|Tuesday, April 18, 2000,
UK backs India for UN seat
NEW DELHI, April 17 The UK today came out in support of India for a permanent seat in the UN Security Council saying that India is a natural contender for the seat.
Addressing a joint press conference along with the External Affairs Minister, Mr Jaswant Singh, the visiting British Foreign Secretary, Mr Robin Cook, said Britain sees India as a natural contender for permanent membership of the Security Council.
Coming heavily on Pakistan, Mr Cook said: The continuing absence of a real road map to democratic rule will be a matter of deep disappointment to those of us who meet in the Commonwealth Ministerial Action Group in two weeks time. The CMAG is scheduled to meet on May 2 and 3.
We discussed our mutual wish to see the people of Pakistan have the right democracy and civilian government restored to them as soon as possible, Mr Cook said briefing newspersons about his one-hour-long talks with Mr Jaswant Singh.
Asking India and Pakistan to follow the path of restraint and dialogue, the British Foreign Secretary said: I am pained by the deepening violence in Kashmir. As always it is the innocent civilians who suffer the most. Everyone must grasp that violence only makes problem worse; it does not make a solution easier.
Taking the US line, Mr Cook said: As President Clinton said, the modern world does not permit boundaries to be redrawn in blood. The only way forward is through dialogue and through creating positive political conditions in Kashmir. But serious dialogue requires real restraint. Both are essential to make progress.
Calling upon New Delhi to sign the Comprehensive Test Ban Treaty, the visiting Foreign Secretary announced that India and the UK had agreed to undertake a regular bilateral dialogue on nuclear non-proliferation and disarmament. The officials of the two countries will meet soon, Mr Cook said.
The two Ministers shared concern over terrorism in the world and decided to work together to counter this menace. They also expressed concern over Afghanistan continuing to be a centre of terrorism and drug trafficking.

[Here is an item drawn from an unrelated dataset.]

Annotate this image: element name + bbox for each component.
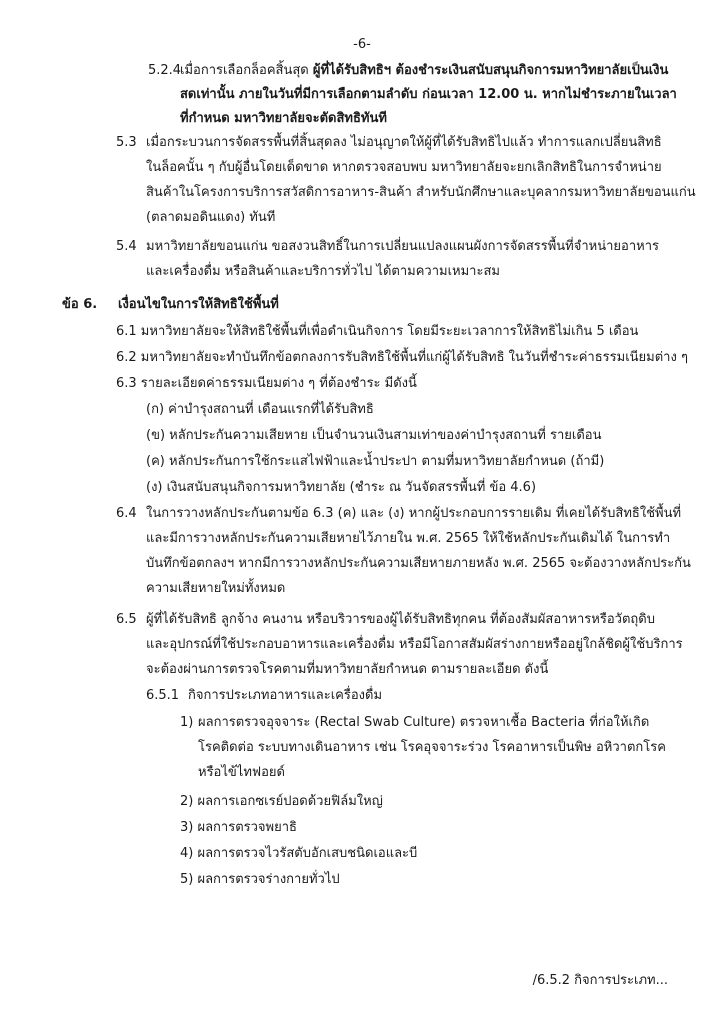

Asked about the extradition of one of the militants freed in exchange of the hostages of the hijacked Indian Airlines aircraft at Kandahar, Mr Jaswant Singh said the issue would be addressed through diplomatic channels and New Delhi had not made a request for extraditing the said militant.
Mr Cook said the judicial process would take its own course after a formal request was made by India.
The External Affairs Minister described his meeting with Mr Cook as productive and fruitful. The two sides decided to increase the two-way trade to £ 5 billion in the next couple of years. Some concrete steps are being taken in this regard, he said.
Mr Jaswant Singh said the two countries agreed to work together to reverse the negative phenomenon in the South Asian region.
India has renewed its invitation to the British Prime Minister, Mr Tony Blair, to visit the country. The dates of his visit are being worked out through diplomatic channels.